La sociedad civil, mientras tanto, queda empotrada por la geopolítica. Bruselas apoya a Vučić, y las relaciones de entendimiento que éste mantiene con Vladímir Putin –el 17 de enero el mandatario ruso realizaba su cuarta visita diplomática a Belgrado, mientras que el último presidente estadounidense en visita oficial fue James Carter en 1980–, sitúan a Serbia, como campo de batalla entre la OTAN y Rusia, relegando el Estado de Derecho, el avance en derechos civiles o la reforma judicial en un grito sordo respecto a los intereses de las grandes potencias, escenario del que se beneficia el mandatario serbio.

En este contexto, se revela un problema no menos importante para el futuro del país, muy asentado en la cultura política de toda la ex Yugoslavia 2.0: una vez accede a las instituciones, el partido en el Gobierno conforma su propio ejército de votantes, financiado a base de concesiones públicas, sueldos en la administración, autobuses para ir a las contramanifestaciones y sándwich con pan rancio y extra de margarina.

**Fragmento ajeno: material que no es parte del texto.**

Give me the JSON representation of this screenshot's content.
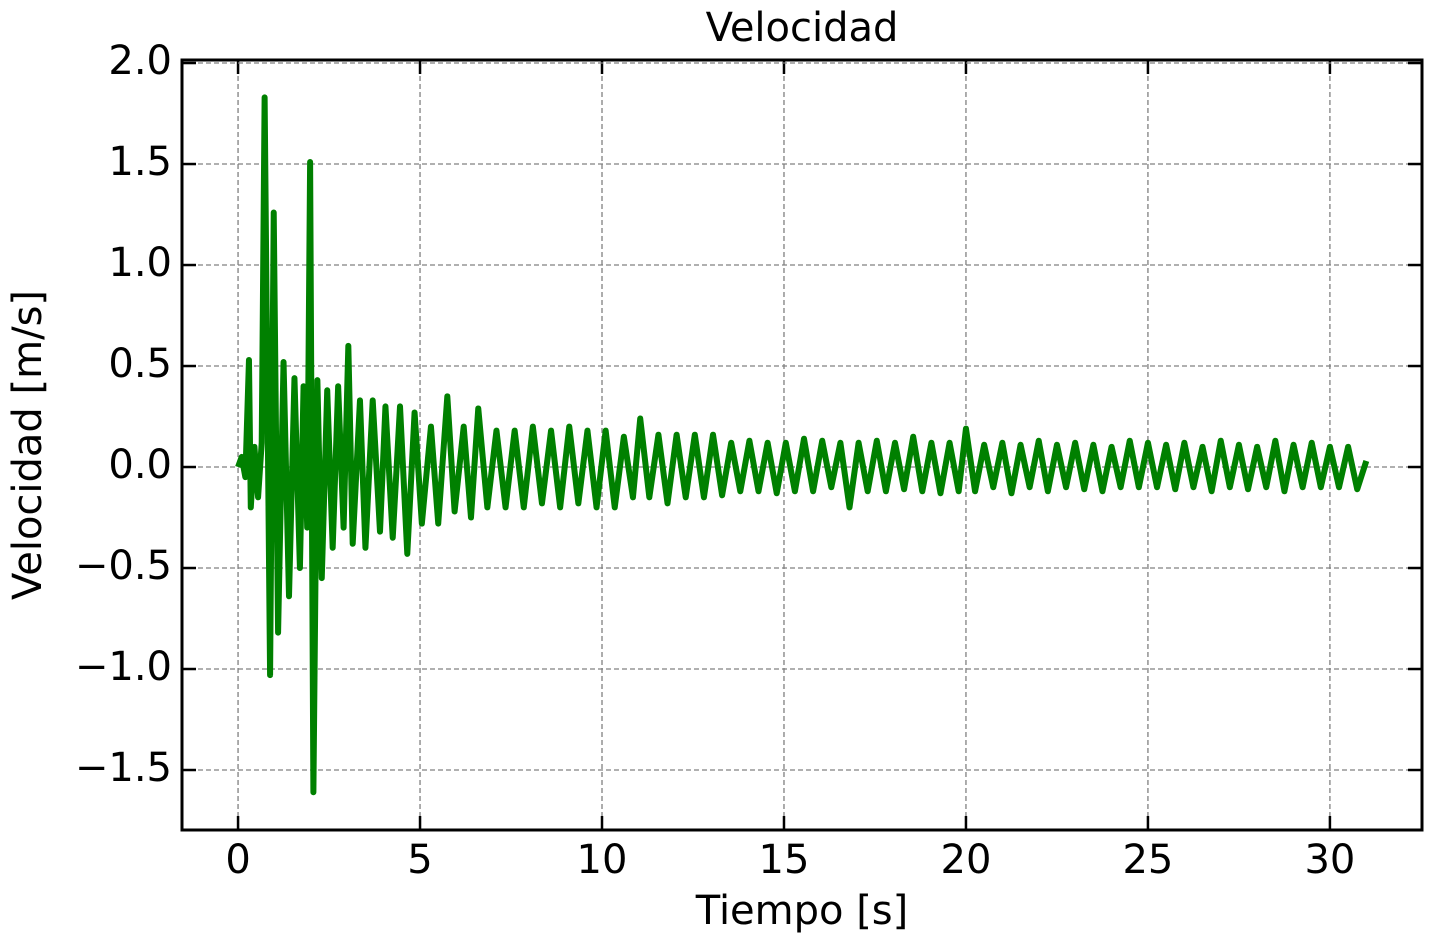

El director de cine Goran Paskaljević tiene en su excelso repertorio la obra Los optimistas. En su escena más destacable, un hombre, de los que saben ir bien enchaquetados, promete a un grupo de enfermos que encontrarán el remedio a su enfermedad en una fuente con poderes milagrosos. Todos podemos intuir el final. Lazar Ristovski fue premiado por este papel; uno de los mejores actores serbios de las últimas décadas. En 2017 apoyó con entusiasmo en plena campaña electoral a Aleksandar Vučić. Poco después, llegaba a los periódicos que la televisión nacional serbia financiaba su último proyecto cinematográfico sobre el rey Petar I, dirigido, además, por su hijo. Interpelado por este extremo, el famoso actor, desatado, llegó a declarar y sin rubor ninguno: “De no ser por Vučić no habría habido película”. Hace pocos días, preguntado sobre la continuación de la película, respondía que si el Estado la financiaba habría secuela. Ser optimistas sale caro. Pero todo hay que decirlo: a algunos menos que a otros.